While chemical giants like FMC, Corteva, and BASF are often approached for investment, they have so far shown little interest. “They’re slow and they’re going to get left behind,” Klemens says.

“We find it much easier to work with the midsize companies. They are extremely hungry for solutions that are very eco-friendly and plant based. They’re looking for solutions like that, and they will pivot much faster than these large corps.”

These external companies will only come in at Series A stage, however, once the company is already making money. The fund itself puts in the first $1m to enable the company to do four things: “It’s all about de-risking: de-risk the technology, the business model, the commercialization and the scale up. I need to know we can scale this up.”

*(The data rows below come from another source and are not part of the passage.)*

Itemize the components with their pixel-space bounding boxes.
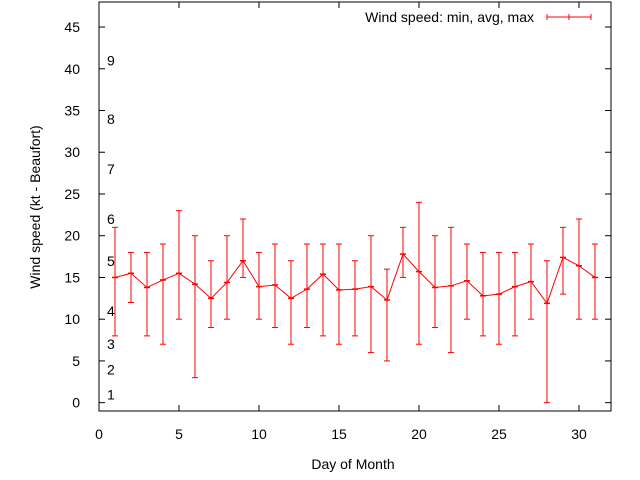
y-tick-label: 45 [64, 19, 80, 35]
beaufort-label: 8 [107, 111, 115, 127]
y-tick-label: 5 [72, 353, 80, 369]
plot-frame [98, 1, 612, 412]
y-tick-label: 40 [64, 61, 80, 77]
beaufort-labels: 1 2 3 4 5 6 7 8 9 [107, 52, 115, 402]
legend-label: Wind speed: min, avg, max [365, 9, 534, 25]
legend: Wind speed: min, avg, max [365, 9, 592, 25]
x-tick-label: 15 [331, 426, 347, 442]
x-tick-label: 10 [251, 426, 267, 442]
beaufort-label: 4 [107, 303, 115, 319]
beaufort-label: 5 [107, 253, 115, 269]
x-tick-label: 20 [411, 426, 427, 442]
x-tick-label: 30 [571, 426, 587, 442]
y-tick-label: 30 [64, 144, 80, 160]
beaufort-label: 3 [107, 336, 115, 352]
beaufort-label: 2 [107, 361, 115, 377]
y-tick-label: 35 [64, 103, 80, 119]
x-axis-label: Day of Month [311, 456, 394, 472]
beaufort-label: 7 [107, 161, 115, 177]
y-tick-label: 0 [72, 395, 80, 411]
y-tick-label: 20 [64, 228, 80, 244]
beaufort-label: 9 [107, 52, 115, 68]
y-axis-label: Wind speed (kt - Beaufort) [27, 125, 43, 288]
x-tick-label: 25 [491, 426, 507, 442]
x-tick-label: 5 [175, 426, 183, 442]
beaufort-label: 1 [107, 386, 115, 402]
series-marks [112, 201, 598, 404]
y-tick-label: 15 [64, 269, 80, 285]
y-tick-label: 25 [64, 186, 80, 202]
beaufort-label: 6 [107, 211, 115, 227]
y-tick-label: 10 [64, 311, 80, 327]
x-tick-label: 0 [95, 426, 103, 442]
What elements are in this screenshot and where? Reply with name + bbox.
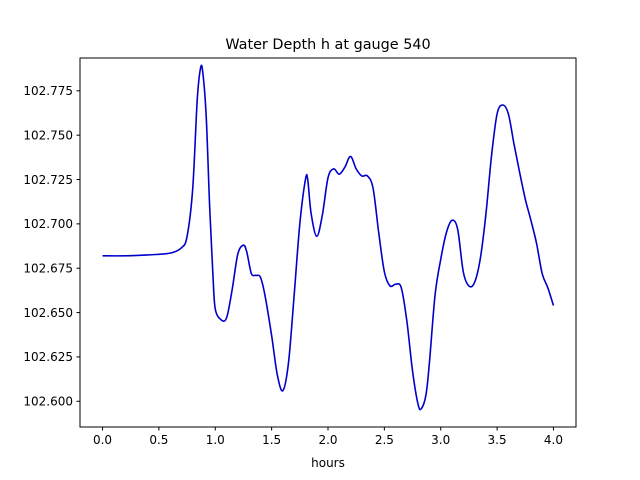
y-tick-label: 102.750 [23, 128, 73, 142]
x-tick-label: 3.0 [431, 433, 450, 447]
y-tick-label: 102.600 [23, 395, 73, 409]
x-tick-label: 1.0 [206, 433, 225, 447]
x-tick-label: 3.5 [488, 433, 507, 447]
chart-title: Water Depth h at gauge 540 [225, 37, 430, 53]
x-axis-label: hours [311, 456, 345, 470]
series-group [102, 64, 555, 411]
series-line [102, 64, 555, 411]
x-tick-label: 0.0 [93, 433, 112, 447]
y-tick-label: 102.775 [23, 84, 73, 98]
y-tick-label: 102.725 [23, 173, 73, 187]
x-tick-label: 0.5 [149, 433, 168, 447]
x-tick-label: 2.5 [375, 433, 394, 447]
y-tick-label: 102.700 [23, 217, 73, 231]
y-tick-label: 102.650 [23, 306, 73, 320]
x-tick-label: 1.5 [262, 433, 281, 447]
plot-area-frame [79, 57, 577, 428]
y-axis: 102.600 102.625 102.650 102.675 102.700 102.7… [23, 84, 80, 409]
x-axis: 0.0 0.5 1.0 1.5 2.0 2.5 3.0 3.5 4.0 [93, 427, 563, 447]
y-tick-label: 102.675 [23, 262, 73, 276]
x-tick-label: 2.0 [318, 433, 337, 447]
y-tick-label: 102.625 [23, 350, 73, 364]
x-tick-label: 4.0 [544, 433, 563, 447]
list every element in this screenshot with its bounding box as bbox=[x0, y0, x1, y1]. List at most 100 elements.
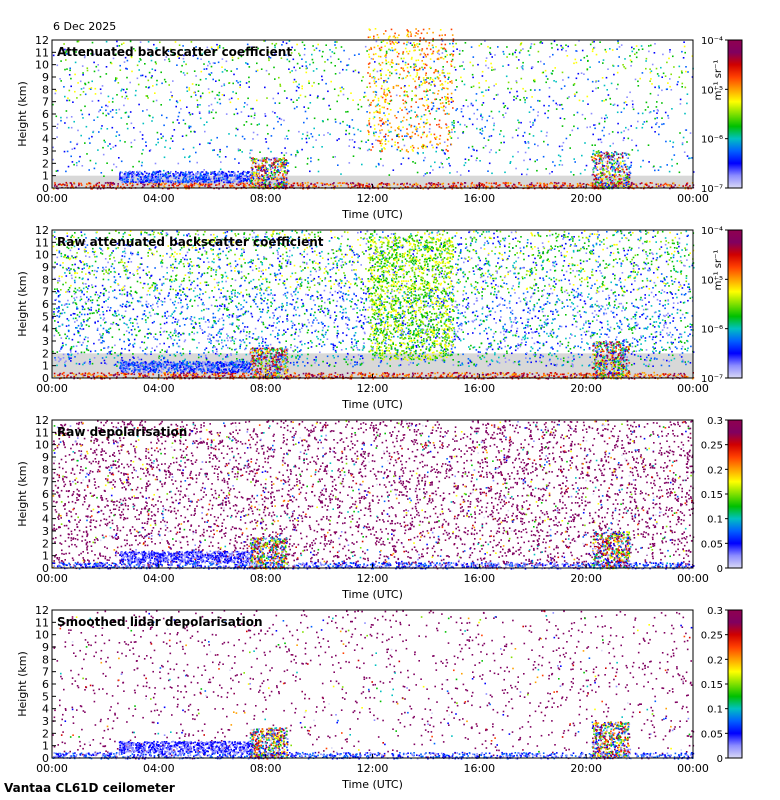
y-tick-label: 6 bbox=[42, 678, 49, 691]
footer-station: Vantaa CL61D ceilometer bbox=[4, 781, 175, 795]
x-tick-label: 00:00 bbox=[36, 762, 68, 775]
x-tick-label: 08:00 bbox=[250, 192, 282, 205]
x-tick-label: 04:00 bbox=[143, 762, 175, 775]
colorbar-tick-label: 0.2 bbox=[707, 655, 723, 666]
x-tick-label: 08:00 bbox=[250, 762, 282, 775]
y-tick-label: 9 bbox=[42, 71, 49, 84]
y-tick-label: 5 bbox=[42, 500, 49, 513]
y-tick-label: 7 bbox=[42, 476, 49, 489]
y-tick-label: 2 bbox=[42, 727, 49, 740]
y-tick-label: 7 bbox=[42, 666, 49, 679]
x-tick-label: 20:00 bbox=[570, 192, 602, 205]
y-tick-label: 10 bbox=[35, 629, 49, 642]
y-tick-label: 7 bbox=[42, 286, 49, 299]
colorbar-tick-label: 0.05 bbox=[701, 729, 723, 740]
y-tick-label: 4 bbox=[42, 323, 49, 336]
x-tick-label: 00:00 bbox=[677, 572, 709, 585]
x-tick-label: 16:00 bbox=[463, 382, 495, 395]
x-tick-label: 16:00 bbox=[463, 192, 495, 205]
x-tick-label: 00:00 bbox=[677, 762, 709, 775]
panel-1: 00:00 04:00 08:00 12:00 16:00 20:00 00:0001234… bbox=[16, 28, 743, 221]
y-axis-label: Height (km) bbox=[16, 461, 29, 527]
colorbar: 0 0.05 0.1 0.15 0.2 0.25 0.3 bbox=[701, 606, 743, 765]
y-tick-label: 0 bbox=[42, 752, 49, 765]
y-tick-label: 6 bbox=[42, 488, 49, 501]
y-tick-label: 12 bbox=[35, 224, 49, 237]
colorbar-tick-label: 10⁻⁴ bbox=[701, 226, 723, 237]
x-tick-label: 12:00 bbox=[357, 192, 389, 205]
y-tick-label: 1 bbox=[42, 740, 49, 753]
y-tick-label: 5 bbox=[42, 310, 49, 323]
y-tick-label: 2 bbox=[42, 537, 49, 550]
y-tick-label: 10 bbox=[35, 249, 49, 262]
x-tick-label: 04:00 bbox=[143, 572, 175, 585]
y-tick-label: 8 bbox=[42, 83, 49, 96]
y-tick-label: 2 bbox=[42, 157, 49, 170]
plot-area bbox=[52, 40, 693, 188]
y-tick-label: 1 bbox=[42, 550, 49, 563]
x-tick-label: 04:00 bbox=[143, 382, 175, 395]
x-tick-label: 08:00 bbox=[250, 382, 282, 395]
y-tick-label: 6 bbox=[42, 298, 49, 311]
y-tick-label: 12 bbox=[35, 414, 49, 427]
x-tick-label: 12:00 bbox=[357, 382, 389, 395]
y-tick-label: 10 bbox=[35, 59, 49, 72]
panel-title: Raw depolarisation bbox=[57, 425, 187, 439]
heatmap-field bbox=[52, 230, 695, 380]
x-tick-label: 08:00 bbox=[250, 572, 282, 585]
colorbar-tick-label: 0.3 bbox=[707, 606, 723, 617]
x-tick-label: 04:00 bbox=[143, 192, 175, 205]
colorbar-tick-label: 0.1 bbox=[707, 515, 723, 526]
colorbar-tick-label: 0.25 bbox=[701, 441, 723, 452]
y-axis-label: Height (km) bbox=[16, 651, 29, 717]
x-axis-label: Time (UTC) bbox=[341, 208, 403, 221]
panel-title: Raw attenuated backscatter coefficient bbox=[57, 235, 324, 249]
header-date: 6 Dec 2025 bbox=[53, 20, 116, 33]
y-tick-label: 8 bbox=[42, 653, 49, 666]
y-tick-label: 1 bbox=[42, 360, 49, 373]
colorbar-tick-label: 0 bbox=[717, 754, 723, 765]
x-tick-label: 20:00 bbox=[570, 382, 602, 395]
panel-title: Smoothed lidar depolarisation bbox=[57, 615, 263, 629]
colorbar-tick-label: 0.3 bbox=[707, 416, 723, 427]
y-tick-label: 4 bbox=[42, 513, 49, 526]
y-axis-label: Height (km) bbox=[16, 81, 29, 147]
y-tick-label: 8 bbox=[42, 273, 49, 286]
colorbar-tick-label: 10⁻⁵ bbox=[701, 275, 723, 286]
colorbar-tick-label: 0 bbox=[717, 564, 723, 575]
y-tick-label: 5 bbox=[42, 690, 49, 703]
colorbar-tick-label: 10⁻⁴ bbox=[701, 36, 723, 47]
y-tick-label: 3 bbox=[42, 525, 49, 538]
x-tick-label: 20:00 bbox=[570, 572, 602, 585]
x-axis-label: Time (UTC) bbox=[341, 588, 403, 601]
y-tick-label: 11 bbox=[35, 236, 49, 249]
panel-3: 00:00 04:00 08:00 12:00 16:00 20:00 00:0001234… bbox=[16, 414, 743, 601]
y-tick-label: 4 bbox=[42, 133, 49, 146]
y-tick-label: 4 bbox=[42, 703, 49, 716]
y-tick-label: 2 bbox=[42, 347, 49, 360]
x-tick-label: 20:00 bbox=[570, 762, 602, 775]
y-tick-label: 12 bbox=[35, 604, 49, 617]
x-tick-label: 16:00 bbox=[463, 762, 495, 775]
y-tick-label: 6 bbox=[42, 108, 49, 121]
y-tick-label: 1 bbox=[42, 170, 49, 183]
y-tick-label: 11 bbox=[35, 46, 49, 59]
x-tick-label: 12:00 bbox=[357, 762, 389, 775]
colorbar: 10⁻⁷ 10⁻⁶ 10⁻⁵ 10⁻⁴ m⁻¹ sr⁻¹ bbox=[701, 226, 743, 385]
colorbar: 10⁻⁷ 10⁻⁶ 10⁻⁵ 10⁻⁴ m⁻¹ sr⁻¹ bbox=[701, 36, 743, 195]
colorbar-tick-label: 10⁻⁶ bbox=[701, 135, 723, 146]
y-tick-label: 11 bbox=[35, 616, 49, 629]
y-tick-label: 9 bbox=[42, 641, 49, 654]
colorbar-tick-label: 10⁻⁷ bbox=[701, 374, 723, 385]
y-tick-label: 8 bbox=[42, 463, 49, 476]
panel-4: 00:00 04:00 08:00 12:00 16:00 20:00 00:0001234… bbox=[16, 604, 743, 791]
x-axis-label: Time (UTC) bbox=[341, 398, 403, 411]
y-axis-label: Height (km) bbox=[16, 271, 29, 337]
y-tick-label: 0 bbox=[42, 182, 49, 195]
colorbar-tick-label: 0.15 bbox=[701, 490, 723, 501]
colorbar-tick-label: 0.1 bbox=[707, 705, 723, 716]
colorbar-tick-label: 0.25 bbox=[701, 631, 723, 642]
y-tick-label: 10 bbox=[35, 439, 49, 452]
y-tick-label: 9 bbox=[42, 261, 49, 274]
y-tick-label: 3 bbox=[42, 335, 49, 348]
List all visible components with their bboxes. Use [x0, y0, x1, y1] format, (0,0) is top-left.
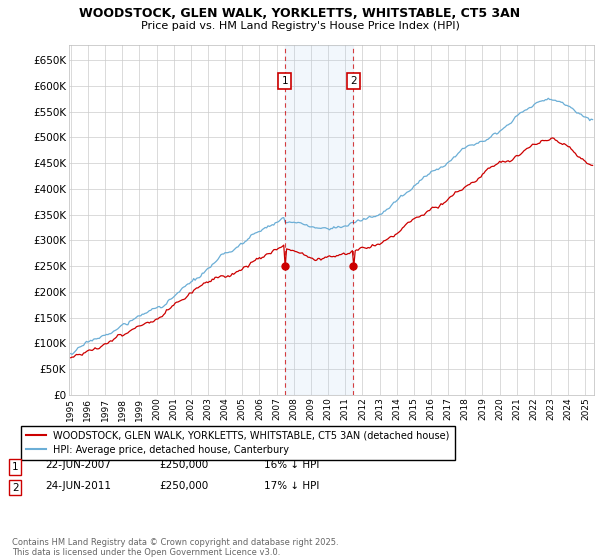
Text: £250,000: £250,000: [159, 481, 208, 491]
Bar: [284, 45, 353, 395]
Text: 1: 1: [281, 76, 288, 86]
Text: 22-JUN-2007: 22-JUN-2007: [45, 460, 111, 470]
Text: 24-JUN-2011: 24-JUN-2011: [45, 481, 111, 491]
Text: 17% ↓ HPI: 17% ↓ HPI: [264, 481, 319, 491]
Text: Contains HM Land Registry data © Crown copyright and database right 2025.
This d: Contains HM Land Registry data © Crown c…: [12, 538, 338, 557]
Text: Price paid vs. HM Land Registry's House Price Index (HPI): Price paid vs. HM Land Registry's House …: [140, 21, 460, 31]
Legend: WOODSTOCK, GLEN WALK, YORKLETTS, WHITSTABLE, CT5 3AN (detached house), HPI: Aver: WOODSTOCK, GLEN WALK, YORKLETTS, WHITSTA…: [22, 426, 455, 460]
Text: £250,000: £250,000: [159, 460, 208, 470]
Text: 1: 1: [12, 462, 19, 472]
Text: 16% ↓ HPI: 16% ↓ HPI: [264, 460, 319, 470]
Text: WOODSTOCK, GLEN WALK, YORKLETTS, WHITSTABLE, CT5 3AN: WOODSTOCK, GLEN WALK, YORKLETTS, WHITSTA…: [79, 7, 521, 20]
Text: 2: 2: [12, 483, 19, 493]
Text: 2: 2: [350, 76, 356, 86]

After that, the company returns to the board for another $3-$5m to pivot from derisking to revenue and product roadmaps. “That’s the difference in our companies from university companies and maybe even some other startups. We’re focused on revenue from day one. The goal is to get to a Series A, we’ll get you there. That valley of death is in that pre-seed to seed area.”

“Even Plant Sustain - which is very ag-based - will have revenue within two years,” he says. “That’s unheard of for an ag startup, because you’re working with the regulators.”

Revenue is one thing, but profit is another. And given none of GFRP’s companies have reached Series A stage yet, it remains unclear whether the returns will be there. Klemens declines to say what its targets are, although he insists “we’re expecting returns more than what you would usually get at this at this stage.”

They are big promises that will demand big results.